To collect early bindings is a noble hobby, but one which is, and ever must remain, the hobby of a few wealthy collectors, whereas the collection of ex-libris was, until quite recently, a taste requiring patience and skill rather than a well-filled purse.

Styles and periods in French ex-libris are not nearly so well defined, nor so easily recognized, as they are in British plates by the simple terms we use, such as Early English, Jacobean, Chippendale, wreath and ribbon, book-pile, library interior, etc.

French military plates are often decorated with flags, cannon, and fine trophies of arms, but book-piles and library interiors are somewhat uncommon, as are also early plates containing the portraits of their owners.

One of the earliest portrait plates is that of Amy Lamy, with the motto “Usque ad aras,” probably engraved by some pupil of Thomas de Leu, of which the date is doubtful.

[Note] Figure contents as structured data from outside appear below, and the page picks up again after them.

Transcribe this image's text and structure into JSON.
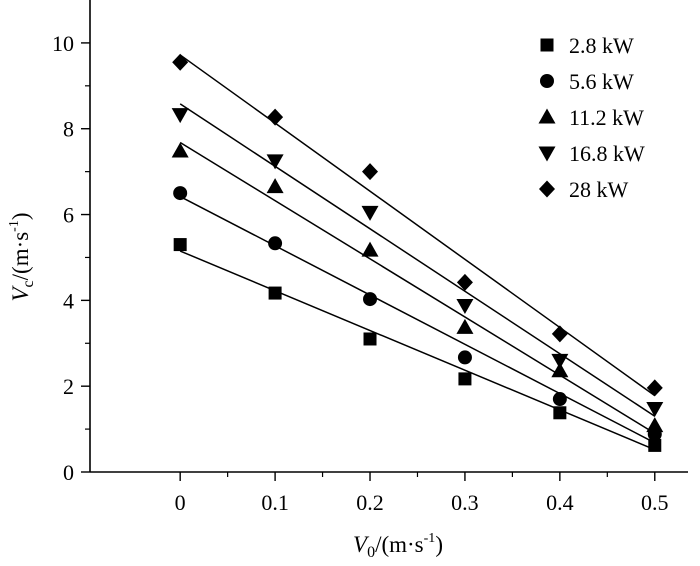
{
  "chart_data": {
    "type": "scatter",
    "title": "",
    "xlabel": {
      "var": "V",
      "sub": "0",
      "unit_prefix": "/(m·s",
      "sup": "-1",
      "unit_suffix": ")"
    },
    "ylabel": {
      "var": "V",
      "sub": "c",
      "unit_prefix": "/(m·s",
      "sup": "-1",
      "unit_suffix": ")"
    },
    "xlim": [
      -0.095,
      0.535
    ],
    "ylim": [
      0,
      11
    ],
    "x_ticks": [
      "0",
      "0.1",
      "0.2",
      "0.3",
      "0.4",
      "0.5"
    ],
    "y_ticks": [
      "0",
      "2",
      "4",
      "6",
      "8",
      "10"
    ],
    "grid": false,
    "legend_position": "top-right",
    "x": [
      0,
      0.1,
      0.2,
      0.3,
      0.4,
      0.5
    ],
    "series": [
      {
        "name": "2.8 kW",
        "marker": "square",
        "values": [
          5.3,
          4.17,
          3.1,
          2.17,
          1.38,
          0.62
        ],
        "fit": [
          5.15,
          0.52
        ]
      },
      {
        "name": "5.6 kW",
        "marker": "circle",
        "values": [
          6.5,
          5.33,
          4.03,
          2.67,
          1.7,
          0.88
        ],
        "fit": [
          6.42,
          0.68
        ]
      },
      {
        "name": "11.2 kW",
        "marker": "triangle-up",
        "values": [
          7.48,
          6.65,
          5.17,
          3.37,
          2.36,
          1.08
        ],
        "fit": [
          7.68,
          0.9
        ]
      },
      {
        "name": "16.8 kW",
        "marker": "triangle-down",
        "values": [
          8.33,
          7.25,
          6.05,
          3.88,
          2.6,
          1.48
        ],
        "fit": [
          8.58,
          1.3
        ]
      },
      {
        "name": "28 kW",
        "marker": "diamond",
        "values": [
          9.55,
          8.27,
          7.0,
          4.42,
          3.22,
          1.96
        ],
        "fit": [
          9.72,
          1.78
        ]
      }
    ]
  }
}
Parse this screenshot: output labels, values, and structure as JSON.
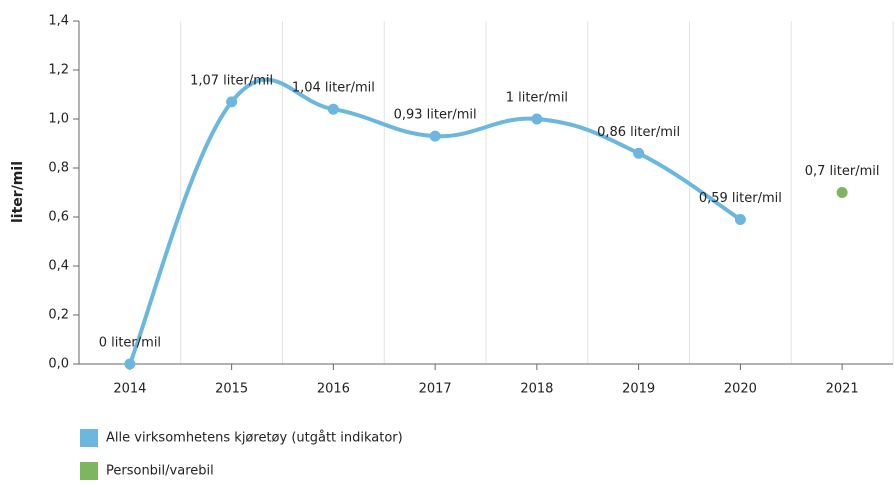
{
  "chart_data": {
    "type": "line",
    "y_label": "liter/mil",
    "categories": [
      "2014",
      "2015",
      "2016",
      "2017",
      "2018",
      "2019",
      "2020",
      "2021"
    ],
    "series": [
      {
        "name": "Alle virksomhetens kjøretøy (utgått indikator)",
        "color": "#6bb7dd",
        "smooth": true,
        "values": [
          0,
          1.07,
          1.04,
          0.93,
          1,
          0.86,
          0.59,
          null
        ],
        "value_labels": [
          "0 liter/mil",
          "1,07 liter/mil",
          "1,04 liter/mil",
          "0,93 liter/mil",
          "1 liter/mil",
          "0,86 liter/mil",
          "0,59 liter/mil",
          null
        ]
      },
      {
        "name": "Personbil/varebil",
        "color": "#7cb65e",
        "smooth": true,
        "values": [
          null,
          null,
          null,
          null,
          null,
          null,
          null,
          0.7
        ],
        "value_labels": [
          null,
          null,
          null,
          null,
          null,
          null,
          null,
          "0,7 liter/mil"
        ]
      }
    ],
    "ylim": [
      0,
      1.4
    ],
    "yticks": [
      {
        "value": 0,
        "label": "0,0"
      },
      {
        "value": 0.2,
        "label": "0,2"
      },
      {
        "value": 0.4,
        "label": "0,4"
      },
      {
        "value": 0.6,
        "label": "0,6"
      },
      {
        "value": 0.8,
        "label": "0,8"
      },
      {
        "value": 1,
        "label": "1,0"
      },
      {
        "value": 1.2,
        "label": "1,2"
      },
      {
        "value": 1.4,
        "label": "1,4"
      }
    ],
    "grid": "x"
  }
}
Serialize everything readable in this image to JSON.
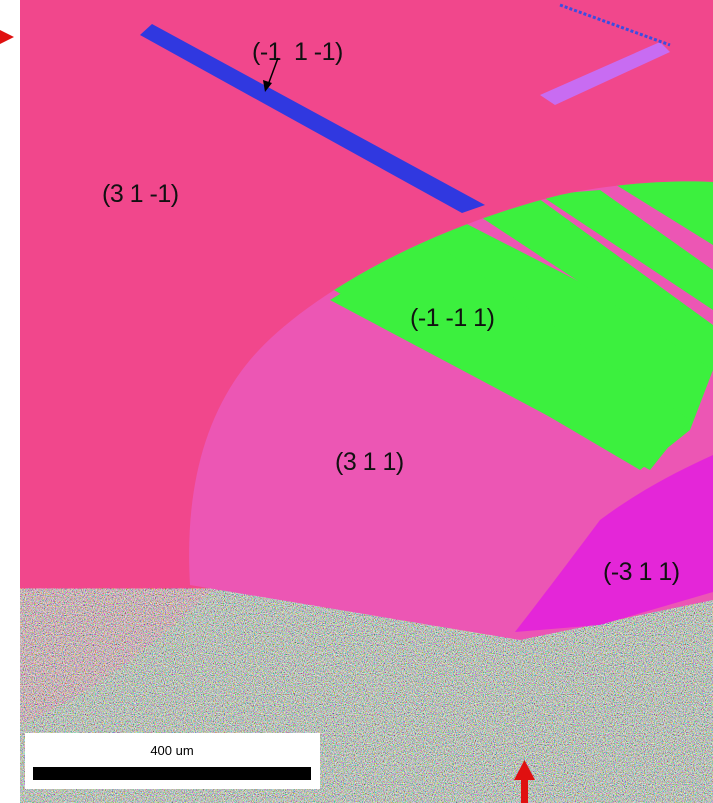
{
  "labels": [
    "(-1  1 -1)",
    "(3 1 -1)",
    "(-1 -1 1)",
    "(3 1 1)",
    "(-3 1 1)"
  ],
  "scale_bar": "400 um"
}
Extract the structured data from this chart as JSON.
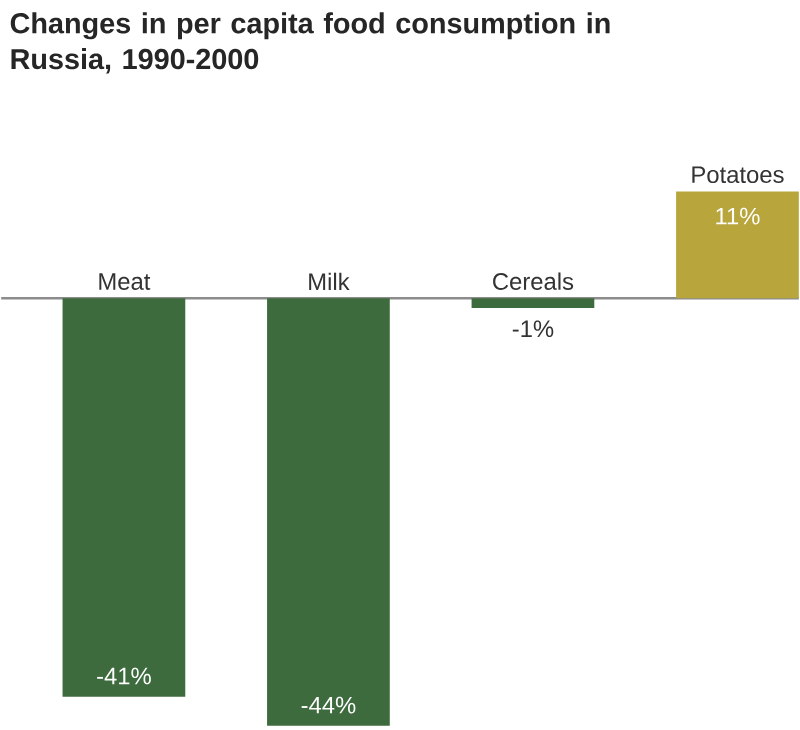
{
  "chart_data": {
    "type": "bar",
    "title": "Changes in per capita food consumption in Russia, 1990-2000",
    "categories": [
      "Meat",
      "Milk",
      "Cereals",
      "Potatoes"
    ],
    "values": [
      -41,
      -44,
      -1,
      11
    ],
    "colors": [
      "#3e6b3e",
      "#3e6b3e",
      "#3e6b3e",
      "#b8a53c"
    ],
    "value_labels": [
      "-41%",
      "-44%",
      "-1%",
      "11%"
    ]
  }
}
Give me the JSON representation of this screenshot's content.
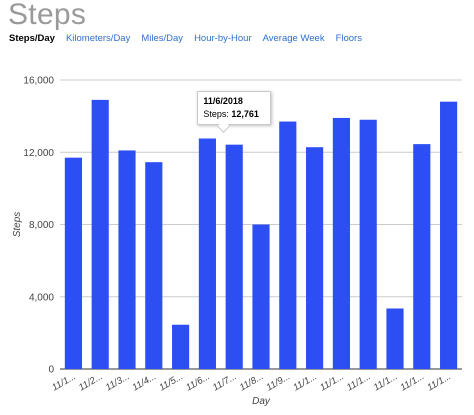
{
  "page": {
    "title": "Steps"
  },
  "tabs": [
    {
      "label": "Steps/Day",
      "active": true
    },
    {
      "label": "Kilometers/Day",
      "active": false
    },
    {
      "label": "Miles/Day",
      "active": false
    },
    {
      "label": "Hour-by-Hour",
      "active": false
    },
    {
      "label": "Average Week",
      "active": false
    },
    {
      "label": "Floors",
      "active": false
    }
  ],
  "colors": {
    "bar": "#2c4ef2",
    "title": "#9a9a9a",
    "link": "#2f6fcf",
    "grid": "#cccccc"
  },
  "tooltip": {
    "date": "11/6/2018",
    "label": "Steps: ",
    "value": "12,761",
    "bar_index": 5
  },
  "chart_data": {
    "type": "bar",
    "xlabel": "Day",
    "ylabel": "Steps",
    "ylim": [
      0,
      16000
    ],
    "yticks": [
      0,
      4000,
      8000,
      12000,
      16000
    ],
    "ytick_labels": [
      "0",
      "4,000",
      "8,000",
      "12,000",
      "16,000"
    ],
    "grid": true,
    "categories": [
      "11/1...",
      "11/2...",
      "11/3...",
      "11/4...",
      "11/5...",
      "11/6...",
      "11/7...",
      "11/8...",
      "11/9...",
      "11/1...",
      "11/1...",
      "11/1...",
      "11/1...",
      "11/1...",
      "11/1..."
    ],
    "values": [
      11700,
      14900,
      12100,
      11450,
      2450,
      12761,
      12420,
      8000,
      13700,
      12280,
      13900,
      13800,
      3350,
      12450,
      14800
    ]
  }
}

Another, and of greater interest, is that of the famous critic, the Abbé Desfontaines (1685-1745), a fine engraving by Schmit, after Tocqué, representing Petr. Fr. Guyot Desfontaines presb. Rothomag., with the following lines:

Dum te Phœbus amat scribentem, Mœvius odit,
Et lepidis salibus mæret inepta cohors.

Which a French admirer translates thus:

Chéri du dieu des arts, craint et haï des sots,
L’Ignorance en courroux frémit de ses bons mots.

On modern ex-libris portraits occasionally occur, as on that of M. Manet, with the punning phrase, “Manet et Manebit,” and that of a well-known English collector and scholar, Mr. H. S. Ashbee, designed by Paul Avril, a French artist. Another represents M. Georges Vicaire, in the costume of a chef, superintending the preparation of a ragout of books to please the literary gourmands. But probably the finest modern portrait ex-libris is that drawn by M. Henry André, the book-plate artist, for himself: this is dated 1894.

The collector must be on his guard against modern reprints from old plates, or ex-libris printed from re-engraved copper plates.